10. Intellectual property
10.1. All intellectual property rights in the Platform are owned by DOENio or its licensors.
10.2. Data and content the Customer enters into the Platform (including configuration, prompts, knowledge base documents and outputs) remain the property of the Customer. DOENio receives only a limited right of use to the extent necessary to deliver the service.
10.3. The Customer indemnifies DOENio against third-party claims relating to the content the Customer provides.
11. Personal data
11.1. To the extent that DOENio processes personal data on behalf of the Customer in the course of providing the service, DOENio acts as processor and the Customer as controller within the meaning of the GDPR.
11.2. The Data Processing Agreement applies to such processing. By accepting these terms, the Customer also accepts the Data Processing Agreement.
12. Confidentiality
12.1. Each party will treat confidentially all information it receives from the other party that is marked confidential or whose confidential nature is reasonably apparent.
12.2. This obligation continues after termination of the Agreement.
13. Liability
13.1. DOENio is liable only for direct damage that is the immediate consequence of an attributable failure in the performance of the Agreement.
13.2. DOENio's total liability is limited to the amount the Customer has paid to DOENio in the twelve (12) months preceding the event causing the damage, with a maximum of EUR 10,000 per event and EUR 25,000 per calendar year.
13.3. Liability for indirect damage, including consequential damage, lost profits, missed savings, loss of data and business interruption, is excluded.
13.4. The limitations in this article do not apply in the case of intent or wilful recklessness on the part of DOENio or its management, or to the extent that limitation would conflict with mandatory law.
14. Force majeure
14.1. Neither party is required to perform an obligation if it is prevented from doing so by force majeure. Force majeure includes: internet or telecommunication disruptions, power outages, cyberattacks, government measures, pandemics, and the failure of suppliers or sub-processors on whom DOENio depends.
14.2. If the force majeure situation lasts more than sixty (60) days, either party may terminate the Agreement in writing.
15. Changes to the terms
15.1. DOENio may amend these terms. Material changes will be announced at least thirty (30) days before they take effect, via the Platform or by email.

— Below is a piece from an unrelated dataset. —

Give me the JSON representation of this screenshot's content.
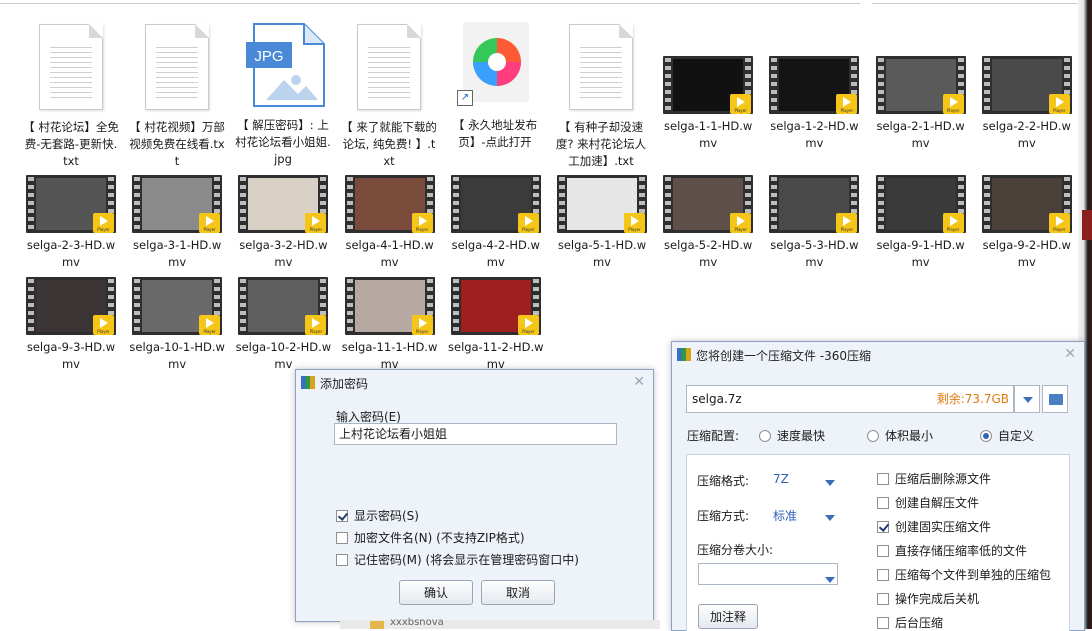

15.2. If the Customer does not accept a material change, the Customer may terminate the Subscription as of the effective date of the change.
16. Miscellaneous
16.1. The Customer may not transfer its rights and obligations under the Agreement to third parties without DOENio's prior written consent.
16.2. Amendments or additions to the Agreement are valid only if agreed in writing.
16.3. Failure by DOENio to exercise a right does not constitute a waiver of that right.
17. Governing law and disputes
17.1. The Agreement is governed exclusively by Dutch law.
17.2. All disputes are submitted to the competent court in Rotterdam, the Netherlands, unless mandatory law designates another court.